In this first phase it’s been an engaging look at how best to pack a set of spheres into a toroid, a mathematical puzzle that you might think would have been broadly resolved by now, but in fact I haven’t been able to find very much about the geometry and its potential online at all.
There’s an interesting payoff between the number of spheres you want to use, the way they sit together, and the patterns they create in the larger whole, in some ways rather similar to the way seeds are packed into a seedhead in nature.
Alongside the packing I’m looking at a series of rotations that allow me to spin the individual components inside the space, this isn’t massively evident yet, but it’s a second set of numbers that create a kind of oppositional rhythm, mapped within the phases of the initial set of moves.

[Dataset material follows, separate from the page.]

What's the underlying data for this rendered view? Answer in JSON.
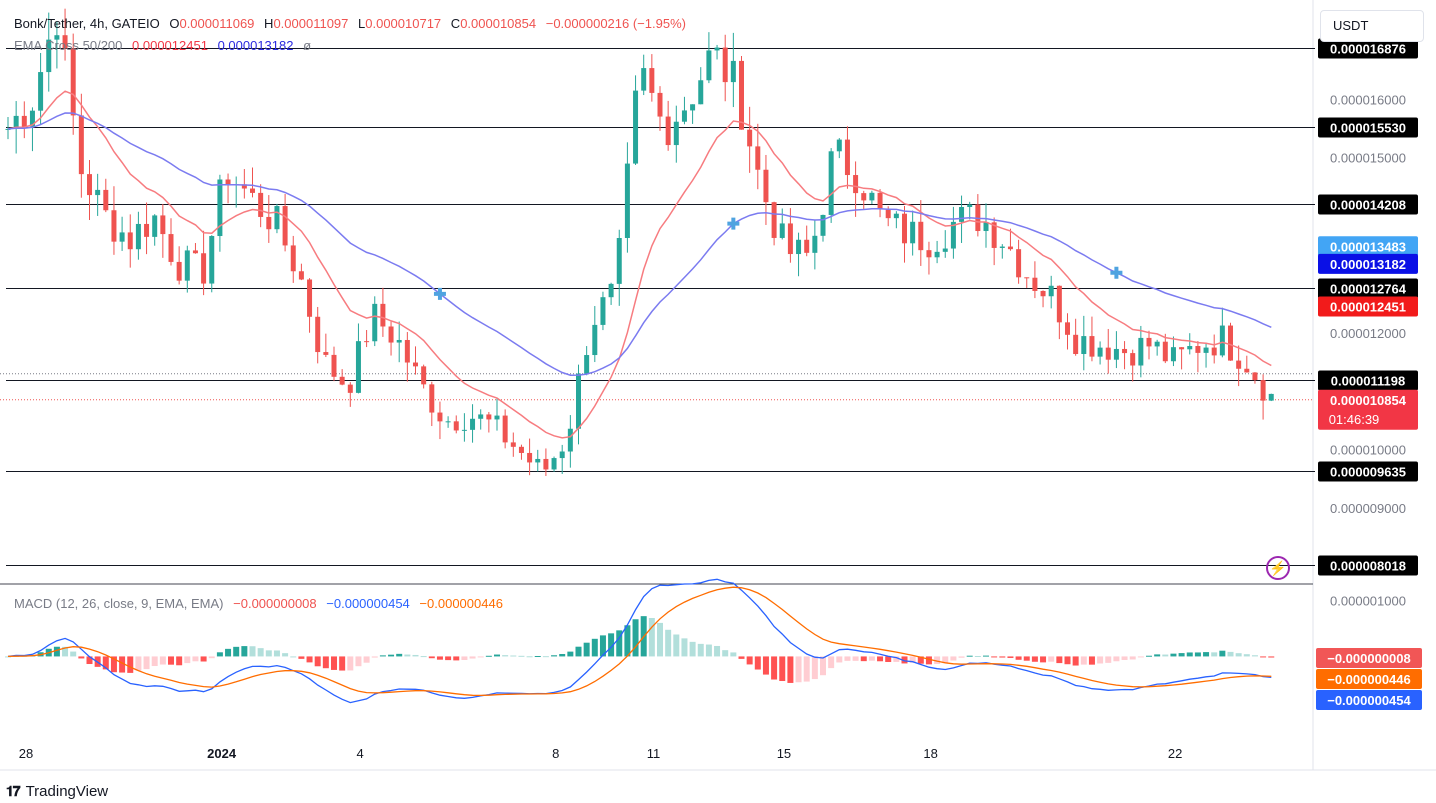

I’ve read that pure maths, to some extent, is simply the study of energy, pattern and movement, a kind of numerical abstraction, that drives form and nature. It’s an area that continues to fascinate me.
It’s worth noting that I’m using a kind of digital Post It note system here, not to colour the geometry, but to categorise the potential for colour distribution across the picture plane.
It’s a visual shorthand for understanding how the colours will shift, ahead of applying a real palette of hues, which inevitably then influence how you feel about the work. The key at this stage is to stay in neutral whilst the composition is being analysed.